French self-driving vehicle company EasyMile will add seatbelts to its shuttles in order to be able to once again carry passengers in the US. EasyMile’s shuttles were suspended by the National Highway Traffic Safety Administration (NHTSA) in late February after an incident where a passenger fell out of her seat during a sudden stop in Columbus, Ohio.

EasyMile’s shuttles, which operate on a trial basis in about a dozen US cities, will also feature more signage and audio announcements that warn passengers about the possibility of sudden stops, and the company says it will train the safety operators on the shuttles to “remind passengers to hold on with feet firmly on the floor” while they are in motion. These “corrective actions” are the result of a back-and-forth with the NHTSA and the local operators, the agency tells The Verge.

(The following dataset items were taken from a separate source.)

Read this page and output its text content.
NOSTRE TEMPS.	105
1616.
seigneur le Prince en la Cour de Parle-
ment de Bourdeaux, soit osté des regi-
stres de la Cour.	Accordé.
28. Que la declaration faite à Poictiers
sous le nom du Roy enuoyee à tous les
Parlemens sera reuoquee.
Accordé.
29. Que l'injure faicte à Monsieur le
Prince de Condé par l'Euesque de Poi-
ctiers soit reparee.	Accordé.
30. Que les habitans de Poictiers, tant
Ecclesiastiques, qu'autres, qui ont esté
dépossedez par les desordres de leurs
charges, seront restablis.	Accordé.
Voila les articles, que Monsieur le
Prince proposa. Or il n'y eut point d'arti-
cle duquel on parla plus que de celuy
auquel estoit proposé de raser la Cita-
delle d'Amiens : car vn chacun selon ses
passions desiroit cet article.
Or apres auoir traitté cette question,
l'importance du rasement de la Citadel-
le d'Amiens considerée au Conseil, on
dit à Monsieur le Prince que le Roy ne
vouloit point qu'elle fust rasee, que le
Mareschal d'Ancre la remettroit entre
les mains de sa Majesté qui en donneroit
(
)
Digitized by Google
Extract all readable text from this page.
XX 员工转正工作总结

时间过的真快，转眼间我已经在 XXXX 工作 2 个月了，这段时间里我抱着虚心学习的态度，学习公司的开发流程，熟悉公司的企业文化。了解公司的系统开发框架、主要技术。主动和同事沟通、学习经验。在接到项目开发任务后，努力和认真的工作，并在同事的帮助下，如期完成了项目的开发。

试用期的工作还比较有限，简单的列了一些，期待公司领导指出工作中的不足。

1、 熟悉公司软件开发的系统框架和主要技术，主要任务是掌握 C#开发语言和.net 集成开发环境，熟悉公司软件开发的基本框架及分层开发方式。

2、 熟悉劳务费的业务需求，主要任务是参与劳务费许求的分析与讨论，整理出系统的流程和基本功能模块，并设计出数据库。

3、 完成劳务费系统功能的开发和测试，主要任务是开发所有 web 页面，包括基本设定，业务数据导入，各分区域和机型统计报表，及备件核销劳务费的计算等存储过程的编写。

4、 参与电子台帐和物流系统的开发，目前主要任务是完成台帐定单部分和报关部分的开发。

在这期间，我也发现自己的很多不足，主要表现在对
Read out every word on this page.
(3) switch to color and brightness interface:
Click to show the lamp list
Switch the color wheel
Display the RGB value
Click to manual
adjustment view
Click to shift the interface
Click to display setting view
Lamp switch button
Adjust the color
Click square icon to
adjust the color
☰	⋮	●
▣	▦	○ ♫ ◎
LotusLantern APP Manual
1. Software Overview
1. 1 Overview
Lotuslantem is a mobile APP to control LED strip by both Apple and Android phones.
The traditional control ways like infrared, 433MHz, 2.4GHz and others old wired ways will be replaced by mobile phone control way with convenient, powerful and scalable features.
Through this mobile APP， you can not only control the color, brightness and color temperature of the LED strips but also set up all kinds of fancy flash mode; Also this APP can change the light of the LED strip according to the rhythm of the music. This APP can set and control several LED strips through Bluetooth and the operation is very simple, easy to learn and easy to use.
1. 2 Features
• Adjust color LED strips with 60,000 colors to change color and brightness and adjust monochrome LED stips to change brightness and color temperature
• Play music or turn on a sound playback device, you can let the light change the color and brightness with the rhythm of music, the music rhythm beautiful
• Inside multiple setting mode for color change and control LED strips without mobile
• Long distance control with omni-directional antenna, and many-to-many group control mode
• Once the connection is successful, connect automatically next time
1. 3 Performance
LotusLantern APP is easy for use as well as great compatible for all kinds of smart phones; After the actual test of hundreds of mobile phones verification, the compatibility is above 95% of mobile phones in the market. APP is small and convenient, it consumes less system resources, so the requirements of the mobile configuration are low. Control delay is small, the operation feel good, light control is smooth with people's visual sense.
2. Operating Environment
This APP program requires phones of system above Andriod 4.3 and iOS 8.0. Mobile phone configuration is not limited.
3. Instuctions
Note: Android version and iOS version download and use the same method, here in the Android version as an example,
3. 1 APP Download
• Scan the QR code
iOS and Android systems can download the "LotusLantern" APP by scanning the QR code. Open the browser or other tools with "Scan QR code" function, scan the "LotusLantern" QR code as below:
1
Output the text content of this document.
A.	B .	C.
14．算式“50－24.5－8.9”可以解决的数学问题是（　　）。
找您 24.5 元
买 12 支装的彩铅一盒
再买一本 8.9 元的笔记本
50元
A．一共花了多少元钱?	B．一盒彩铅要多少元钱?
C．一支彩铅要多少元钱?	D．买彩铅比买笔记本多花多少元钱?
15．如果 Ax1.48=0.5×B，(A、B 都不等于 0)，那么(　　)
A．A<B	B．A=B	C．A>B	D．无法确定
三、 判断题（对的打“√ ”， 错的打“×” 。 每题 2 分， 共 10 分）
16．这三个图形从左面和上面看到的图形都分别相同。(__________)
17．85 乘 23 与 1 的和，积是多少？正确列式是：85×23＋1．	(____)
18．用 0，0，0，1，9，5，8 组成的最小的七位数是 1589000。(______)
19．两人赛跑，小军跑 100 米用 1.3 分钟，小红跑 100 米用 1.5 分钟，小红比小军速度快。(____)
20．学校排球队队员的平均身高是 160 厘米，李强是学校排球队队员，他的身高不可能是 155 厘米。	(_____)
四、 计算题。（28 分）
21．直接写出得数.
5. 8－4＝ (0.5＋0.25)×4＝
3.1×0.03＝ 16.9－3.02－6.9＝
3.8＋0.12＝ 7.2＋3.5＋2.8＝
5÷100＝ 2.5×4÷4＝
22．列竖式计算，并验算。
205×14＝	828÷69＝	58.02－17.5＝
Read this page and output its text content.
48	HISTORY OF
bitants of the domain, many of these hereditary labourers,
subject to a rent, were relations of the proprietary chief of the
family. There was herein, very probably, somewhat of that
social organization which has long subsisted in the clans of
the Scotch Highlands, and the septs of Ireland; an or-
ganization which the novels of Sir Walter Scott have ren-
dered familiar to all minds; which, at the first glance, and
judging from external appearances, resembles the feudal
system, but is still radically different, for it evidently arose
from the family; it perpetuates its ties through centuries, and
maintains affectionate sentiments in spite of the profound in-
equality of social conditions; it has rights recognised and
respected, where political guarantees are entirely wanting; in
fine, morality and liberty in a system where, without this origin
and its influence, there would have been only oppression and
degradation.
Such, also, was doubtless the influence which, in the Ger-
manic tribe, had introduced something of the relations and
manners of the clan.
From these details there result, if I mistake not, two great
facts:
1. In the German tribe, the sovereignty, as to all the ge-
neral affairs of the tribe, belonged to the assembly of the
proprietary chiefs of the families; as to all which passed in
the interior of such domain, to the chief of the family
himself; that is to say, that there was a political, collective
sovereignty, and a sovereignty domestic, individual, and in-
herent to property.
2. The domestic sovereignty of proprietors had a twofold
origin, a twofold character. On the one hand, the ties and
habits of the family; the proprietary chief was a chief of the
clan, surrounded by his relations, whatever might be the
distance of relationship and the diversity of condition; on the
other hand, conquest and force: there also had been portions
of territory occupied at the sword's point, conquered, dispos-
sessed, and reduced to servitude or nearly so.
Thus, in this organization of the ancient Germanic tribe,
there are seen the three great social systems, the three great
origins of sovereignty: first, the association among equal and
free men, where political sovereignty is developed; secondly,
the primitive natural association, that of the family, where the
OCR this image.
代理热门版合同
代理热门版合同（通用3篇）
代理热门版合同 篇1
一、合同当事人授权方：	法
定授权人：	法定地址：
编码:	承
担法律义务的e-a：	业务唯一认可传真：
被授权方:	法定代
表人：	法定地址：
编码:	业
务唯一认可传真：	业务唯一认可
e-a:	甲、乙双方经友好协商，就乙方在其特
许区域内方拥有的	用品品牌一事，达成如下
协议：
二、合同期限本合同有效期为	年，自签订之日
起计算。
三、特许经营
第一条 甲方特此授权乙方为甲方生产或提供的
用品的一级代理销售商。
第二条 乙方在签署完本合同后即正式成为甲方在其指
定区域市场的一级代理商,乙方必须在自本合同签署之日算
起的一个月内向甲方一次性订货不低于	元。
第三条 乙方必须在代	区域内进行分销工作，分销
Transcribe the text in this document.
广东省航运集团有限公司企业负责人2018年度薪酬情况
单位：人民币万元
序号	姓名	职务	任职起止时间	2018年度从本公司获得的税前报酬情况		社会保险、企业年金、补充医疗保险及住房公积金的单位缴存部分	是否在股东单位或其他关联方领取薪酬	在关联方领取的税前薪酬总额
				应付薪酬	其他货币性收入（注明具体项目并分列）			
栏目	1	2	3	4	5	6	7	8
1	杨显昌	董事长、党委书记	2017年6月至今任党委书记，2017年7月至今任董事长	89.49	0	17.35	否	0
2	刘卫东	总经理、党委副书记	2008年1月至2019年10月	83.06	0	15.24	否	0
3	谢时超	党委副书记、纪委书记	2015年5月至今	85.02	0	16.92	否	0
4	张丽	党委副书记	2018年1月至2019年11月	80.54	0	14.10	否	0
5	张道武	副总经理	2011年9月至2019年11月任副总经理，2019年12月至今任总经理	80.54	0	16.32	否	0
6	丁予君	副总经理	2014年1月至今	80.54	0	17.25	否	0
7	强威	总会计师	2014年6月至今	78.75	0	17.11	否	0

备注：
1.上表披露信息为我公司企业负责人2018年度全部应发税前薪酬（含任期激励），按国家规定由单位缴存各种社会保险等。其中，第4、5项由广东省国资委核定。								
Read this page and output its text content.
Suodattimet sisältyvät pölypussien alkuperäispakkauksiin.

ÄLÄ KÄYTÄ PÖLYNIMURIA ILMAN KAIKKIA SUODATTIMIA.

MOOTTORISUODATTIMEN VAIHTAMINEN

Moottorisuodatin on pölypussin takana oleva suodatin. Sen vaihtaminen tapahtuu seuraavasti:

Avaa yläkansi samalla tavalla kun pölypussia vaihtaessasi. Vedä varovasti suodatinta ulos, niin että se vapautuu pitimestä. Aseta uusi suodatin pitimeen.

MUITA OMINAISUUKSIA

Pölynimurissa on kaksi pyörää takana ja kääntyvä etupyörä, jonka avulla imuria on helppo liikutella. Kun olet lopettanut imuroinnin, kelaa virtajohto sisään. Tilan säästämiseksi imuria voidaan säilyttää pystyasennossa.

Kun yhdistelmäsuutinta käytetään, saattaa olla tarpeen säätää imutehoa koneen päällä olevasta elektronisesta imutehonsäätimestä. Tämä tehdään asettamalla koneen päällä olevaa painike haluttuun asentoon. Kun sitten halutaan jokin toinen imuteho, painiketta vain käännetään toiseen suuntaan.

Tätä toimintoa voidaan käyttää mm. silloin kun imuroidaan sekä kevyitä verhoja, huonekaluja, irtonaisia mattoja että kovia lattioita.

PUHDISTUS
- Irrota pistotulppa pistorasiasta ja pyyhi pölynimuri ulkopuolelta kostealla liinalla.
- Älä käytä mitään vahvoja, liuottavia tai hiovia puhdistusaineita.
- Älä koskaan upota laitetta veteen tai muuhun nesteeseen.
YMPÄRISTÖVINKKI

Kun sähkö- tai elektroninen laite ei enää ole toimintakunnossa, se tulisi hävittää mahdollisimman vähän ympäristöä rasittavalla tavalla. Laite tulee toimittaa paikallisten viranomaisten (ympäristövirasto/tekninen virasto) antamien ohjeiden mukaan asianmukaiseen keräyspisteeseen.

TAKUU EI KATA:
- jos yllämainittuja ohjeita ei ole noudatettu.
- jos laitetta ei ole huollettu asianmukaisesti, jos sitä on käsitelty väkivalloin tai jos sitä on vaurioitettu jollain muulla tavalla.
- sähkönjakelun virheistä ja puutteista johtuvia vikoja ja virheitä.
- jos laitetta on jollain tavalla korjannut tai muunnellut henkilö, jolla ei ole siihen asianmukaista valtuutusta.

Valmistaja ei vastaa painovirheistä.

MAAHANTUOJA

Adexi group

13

The newly added seatbelts won’t necessarily be mandatory. “[A]lthough they are not standard in mainstream public transport, in an effort to continue to deliver the benefits of this new technology in as safe and acceptable a way possible, we are also adding seat belts to our US-based shuttles,” the company says in a statement. “The decision on how to manage the use of them, NHTSA is assigning to local operators.”

It will be up to local operators to reinstate EasyMile’s vehicles

Local operators around the country that use EasyMile’s shuttles might not start carrying passengers right away, though, as the COVID-19 pandemic has cratered public transportation ridership and created concerns about closely shared spaces. EasyMile says its US-based shuttle services will “start up progressively” as local public health orders allow, and as it updates the vehicles with seatbelts and the other changes.

A spokesperson for Smart Columbus, the citywide transportation project that tapped EasyMile for the trial service in Columbus, told The Verge that it will be “regularly assessing when it might be prudent to return to passenger service based on state and local public health guidance.”

Each shuttle will also have to be cleared by the NHTSA, according to the agency. Local operators like Smart Columbus will have to submit a request that shows all the corrective actions have been taken.

The NHTSA ordered EasyMile to suspend its shuttles in late February after one of the two operating in Linden (a residential neighborhood north of the Columbus downtown) “unexpectedly” performed an emergency stop as it pulled away from an intersection. The company said Friday that “an internal safety mechanism was triggered, activating, as programmed, a sudden stop of the shuttle at 7.1 miles per hour,” but said it was less abrupt than the braking that can happen on subways or trams. Smart Columbus said the incident was “triggered by a slight deviation in the steering of the shuttle.”

It was one of the NHTSA’s first interventions in an autonomous vehicle project like this, as the agency has taken a hands-off approach to the testing and rollout of the technology. In 2018, the NHTSA suspended a self-driving school bus project in Florida that used EasyMile shuttles.